# SMS Spam — Tiny‑Dataset Friendly Evaluation
Place **s.csv** (columns: `label,message`) next to this notebook and run the cell below.

In [1]:
import pandas as pd
import numpy as np
from pathlib import Path
from sklearn.model_selection import StratifiedShuffleSplit, StratifiedKFold
from sklearn.feature_extraction.text import TfidfVectorizer
from sklearn.naive_bayes import MultinomialNB
from sklearn.svm import LinearSVC
from sklearn.ensemble import RandomForestClassifier, VotingClassifier
from sklearn.metrics import accuracy_score
import matplotlib.pyplot as plt

DATA_PATH = Path('siri.csv')
df = pd.read_csv(DATA_PATH, encoding='utf-8-sig')
expected_cols = {'label','message'}
if not expected_cols.issubset(set(df.columns.str.lower())):
    df = pd.read_csv(DATA_PATH, encoding='utf-8-sig', names=['label','message'], header=0)
df.columns = [c.strip().lower() for c in df.columns]
df = df[['label','message']].copy()
df['label'] = df['label'].astype(str).str.strip().str.lower()
df['message'] = df['message'].astype(str).str.strip()
df = df.replace({'': np.nan}).dropna(subset=['label','message'])
df = df[df['label'].isin(['ham','spam'])].copy()
if df.empty:
    raise RuntimeError('No valid rows found; check siri.csv format (label,message with ham/spam).')

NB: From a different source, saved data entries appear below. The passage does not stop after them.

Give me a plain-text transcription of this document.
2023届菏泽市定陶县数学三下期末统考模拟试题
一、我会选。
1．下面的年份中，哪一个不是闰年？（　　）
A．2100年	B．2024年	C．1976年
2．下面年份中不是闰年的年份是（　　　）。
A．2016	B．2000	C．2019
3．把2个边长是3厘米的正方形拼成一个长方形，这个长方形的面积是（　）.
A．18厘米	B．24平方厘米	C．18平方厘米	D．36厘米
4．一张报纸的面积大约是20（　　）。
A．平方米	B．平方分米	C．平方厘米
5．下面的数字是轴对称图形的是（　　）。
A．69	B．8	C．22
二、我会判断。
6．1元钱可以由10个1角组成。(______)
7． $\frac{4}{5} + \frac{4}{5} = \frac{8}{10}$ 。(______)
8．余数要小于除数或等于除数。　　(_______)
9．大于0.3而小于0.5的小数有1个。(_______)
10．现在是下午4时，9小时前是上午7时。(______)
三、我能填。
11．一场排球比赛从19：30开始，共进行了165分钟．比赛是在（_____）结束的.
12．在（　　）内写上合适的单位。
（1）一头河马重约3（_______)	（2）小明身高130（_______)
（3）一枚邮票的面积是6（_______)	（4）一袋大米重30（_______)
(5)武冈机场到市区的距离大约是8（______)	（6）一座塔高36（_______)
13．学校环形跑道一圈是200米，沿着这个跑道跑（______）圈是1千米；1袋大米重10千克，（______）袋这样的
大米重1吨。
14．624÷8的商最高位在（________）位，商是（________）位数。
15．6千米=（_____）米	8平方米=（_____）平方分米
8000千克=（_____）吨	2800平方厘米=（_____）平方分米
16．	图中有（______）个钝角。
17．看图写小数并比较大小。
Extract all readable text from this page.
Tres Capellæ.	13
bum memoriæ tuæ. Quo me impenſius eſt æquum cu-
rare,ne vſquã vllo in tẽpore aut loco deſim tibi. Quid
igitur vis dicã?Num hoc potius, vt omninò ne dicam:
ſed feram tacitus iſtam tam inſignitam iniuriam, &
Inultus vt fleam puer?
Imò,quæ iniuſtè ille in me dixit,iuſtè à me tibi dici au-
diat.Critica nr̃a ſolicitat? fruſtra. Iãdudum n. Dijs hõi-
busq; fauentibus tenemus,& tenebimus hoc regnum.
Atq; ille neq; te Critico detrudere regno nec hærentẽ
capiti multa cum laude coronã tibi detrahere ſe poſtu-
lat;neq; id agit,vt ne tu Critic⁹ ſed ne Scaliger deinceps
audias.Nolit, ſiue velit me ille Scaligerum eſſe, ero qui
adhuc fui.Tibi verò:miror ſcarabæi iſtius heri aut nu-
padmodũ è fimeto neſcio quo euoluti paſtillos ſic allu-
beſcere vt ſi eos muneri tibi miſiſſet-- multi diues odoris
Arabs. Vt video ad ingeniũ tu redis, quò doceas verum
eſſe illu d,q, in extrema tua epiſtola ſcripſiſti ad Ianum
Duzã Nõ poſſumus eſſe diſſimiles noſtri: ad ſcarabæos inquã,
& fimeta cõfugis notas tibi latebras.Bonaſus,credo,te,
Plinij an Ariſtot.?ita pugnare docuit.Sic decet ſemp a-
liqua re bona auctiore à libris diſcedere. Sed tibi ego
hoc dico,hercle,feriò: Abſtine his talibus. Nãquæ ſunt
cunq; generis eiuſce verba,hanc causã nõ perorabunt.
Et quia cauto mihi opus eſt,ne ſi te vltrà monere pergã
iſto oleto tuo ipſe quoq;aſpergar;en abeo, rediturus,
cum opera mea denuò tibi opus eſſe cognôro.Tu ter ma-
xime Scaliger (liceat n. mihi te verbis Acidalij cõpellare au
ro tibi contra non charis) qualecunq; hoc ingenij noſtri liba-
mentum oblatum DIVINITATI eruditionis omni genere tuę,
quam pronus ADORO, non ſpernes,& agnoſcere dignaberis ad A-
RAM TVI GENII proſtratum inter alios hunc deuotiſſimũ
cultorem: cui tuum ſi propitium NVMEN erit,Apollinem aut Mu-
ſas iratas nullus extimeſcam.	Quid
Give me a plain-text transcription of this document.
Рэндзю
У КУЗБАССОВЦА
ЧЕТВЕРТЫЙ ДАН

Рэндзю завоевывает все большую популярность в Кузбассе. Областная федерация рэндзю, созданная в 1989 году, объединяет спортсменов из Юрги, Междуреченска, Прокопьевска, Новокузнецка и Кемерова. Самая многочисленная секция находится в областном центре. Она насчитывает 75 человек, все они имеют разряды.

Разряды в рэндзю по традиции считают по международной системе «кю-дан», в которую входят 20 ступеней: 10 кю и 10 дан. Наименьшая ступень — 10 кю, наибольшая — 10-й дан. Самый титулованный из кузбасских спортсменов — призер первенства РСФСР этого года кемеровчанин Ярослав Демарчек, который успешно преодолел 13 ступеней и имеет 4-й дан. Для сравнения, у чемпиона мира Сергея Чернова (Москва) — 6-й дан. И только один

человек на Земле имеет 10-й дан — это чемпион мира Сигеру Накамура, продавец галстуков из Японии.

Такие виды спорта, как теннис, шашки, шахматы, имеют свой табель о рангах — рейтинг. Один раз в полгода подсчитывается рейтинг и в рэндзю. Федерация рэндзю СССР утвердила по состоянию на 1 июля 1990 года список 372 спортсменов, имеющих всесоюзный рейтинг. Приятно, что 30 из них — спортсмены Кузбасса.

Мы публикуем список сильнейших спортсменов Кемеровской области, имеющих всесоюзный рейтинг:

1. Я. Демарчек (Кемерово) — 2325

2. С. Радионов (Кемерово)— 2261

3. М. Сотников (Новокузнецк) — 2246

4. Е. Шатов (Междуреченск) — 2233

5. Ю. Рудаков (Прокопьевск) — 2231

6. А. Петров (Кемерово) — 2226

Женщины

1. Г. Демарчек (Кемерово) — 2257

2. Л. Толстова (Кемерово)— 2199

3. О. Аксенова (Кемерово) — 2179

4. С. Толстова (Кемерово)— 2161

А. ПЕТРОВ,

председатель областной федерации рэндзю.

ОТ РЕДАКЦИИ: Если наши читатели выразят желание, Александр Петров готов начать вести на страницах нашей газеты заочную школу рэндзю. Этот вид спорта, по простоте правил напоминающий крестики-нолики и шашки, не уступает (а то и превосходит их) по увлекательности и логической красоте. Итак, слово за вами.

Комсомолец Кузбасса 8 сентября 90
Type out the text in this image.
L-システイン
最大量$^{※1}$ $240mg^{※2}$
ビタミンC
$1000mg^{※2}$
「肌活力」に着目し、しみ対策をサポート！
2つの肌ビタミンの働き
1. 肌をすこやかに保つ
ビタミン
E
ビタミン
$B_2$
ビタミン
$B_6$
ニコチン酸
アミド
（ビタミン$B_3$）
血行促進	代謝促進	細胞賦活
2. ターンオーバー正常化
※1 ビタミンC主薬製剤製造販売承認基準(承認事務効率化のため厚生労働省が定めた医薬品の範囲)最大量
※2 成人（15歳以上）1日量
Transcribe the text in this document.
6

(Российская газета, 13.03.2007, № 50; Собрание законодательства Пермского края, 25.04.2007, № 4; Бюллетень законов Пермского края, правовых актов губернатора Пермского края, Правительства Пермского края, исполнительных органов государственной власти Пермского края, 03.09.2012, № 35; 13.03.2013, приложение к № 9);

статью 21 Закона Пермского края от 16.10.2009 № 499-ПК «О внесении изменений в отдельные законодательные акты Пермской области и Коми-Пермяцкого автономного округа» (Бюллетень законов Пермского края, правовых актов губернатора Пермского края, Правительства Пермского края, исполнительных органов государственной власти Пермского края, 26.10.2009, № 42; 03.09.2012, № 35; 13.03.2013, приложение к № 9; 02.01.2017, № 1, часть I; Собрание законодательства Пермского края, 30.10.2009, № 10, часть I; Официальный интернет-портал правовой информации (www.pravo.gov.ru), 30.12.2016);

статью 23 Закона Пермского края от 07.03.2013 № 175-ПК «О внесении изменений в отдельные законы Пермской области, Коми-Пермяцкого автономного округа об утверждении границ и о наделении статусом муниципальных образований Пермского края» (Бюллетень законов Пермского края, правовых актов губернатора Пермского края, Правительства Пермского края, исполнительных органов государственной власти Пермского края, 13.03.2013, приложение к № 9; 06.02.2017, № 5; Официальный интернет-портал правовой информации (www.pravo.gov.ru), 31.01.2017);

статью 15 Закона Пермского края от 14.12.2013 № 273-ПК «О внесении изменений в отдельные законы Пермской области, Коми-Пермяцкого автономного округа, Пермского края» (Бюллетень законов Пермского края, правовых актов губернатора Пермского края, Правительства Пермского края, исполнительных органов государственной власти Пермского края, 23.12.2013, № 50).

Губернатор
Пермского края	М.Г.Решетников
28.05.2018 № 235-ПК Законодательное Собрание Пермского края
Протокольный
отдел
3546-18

y = df['label'].map({'ham':0,'spam':1}).astype(int)
X = df['message']

vect = TfidfVectorizer(max_features=5000, ngram_range=(1,2), stop_words='english')
nb  = MultinomialNB(alpha=0.1)
svm = LinearSVC()
rf  = RandomForestClassifier(n_estimators=200, random_state=42)
ensemble = VotingClassifier(estimators=[('nb',nb),('svm',svm),('rf',rf)], voting='hard')
models = {'Naive Bayes':nb,'SVM (LinearSVC)':svm,'Random Forest':rf,'Ensemble (NB+SVM+RF)':ensemble}

n_samples = len(df)
min_class = y.value_counts().min()
use_cv = (min_class < 2 or n_samples < 6)
accuracies = {}

if not use_cv:
    safe_test = max(0.2, 2/n_samples)
    safe_test = min(safe_test, 0.3)
    sss = StratifiedShuffleSplit(n_splits=1, test_size=safe_test, random_state=42)
    (train_idx, test_idx), = sss.split(X, y)
    X_train, X_test = X.iloc[train_idx], X.iloc[test_idx]
    y_train, y_test = y.iloc[train_idx], y.iloc[test_idx]
    X_train_vec = vect.fit_transform(X_train)
    X_test_vec  = vect.transform(X_test)
    for name, model in models.items():
        model.fit(X_train_vec, y_train)
        pred = model.predict(X_test_vec)
        accuracies[name] = accuracy_score(y_test, pred)
else:
    n_splits = max(2, min(5, min_class))
    skf = StratifiedKFold(n_splits=n_splits, shuffle=True, random_state=42)
    def cv_acc(est):
        vals = []
        for tr, te in skf.split(X, y):
            X_tr = vect.fit_transform(X.iloc[tr])
            X_te = vect.transform(X.iloc[te])
            e = est
            e.fit(X_tr, y.iloc[tr])
            vals.append(accuracy_score(y.iloc[te], e.predict(X_te)))
        return float(np.mean(vals))
    for name, model in models.items():
        accuracies[name] = cv_acc(model)

print('Samples per class:', y.value_counts().to_dict())
print('Mode:', 'Cross-Validation' if use_cv else 'Stratified Split')
for k,v in accuracies.items():
    print(f'{k:24s}: {v:.4f}')

plt.figure(figsize=(9,4.5))
bars = plt.bar(list(accuracies.keys()), list(accuracies.values()), color='#90caf9', edgecolor='#1e88e5')
plt.ylim(0.0,1.05)
plt.title('Model Accuracy' + (' (mean CV)' if use_cv else ' (test split)'))
plt.ylabel('Accuracy')
plt.xticks(rotation=15, ha='right')
for b in bars:
    h = b.get_height()
    plt.text(b.get_x()+b.get_width()/2, h+0.01, f'{h:.3f}', ha='center', va='bottom', fontsize=10)
plt.tight_layout(); plt.show()


RuntimeError: No valid rows found; check siri.csv format (label,message with ham/spam).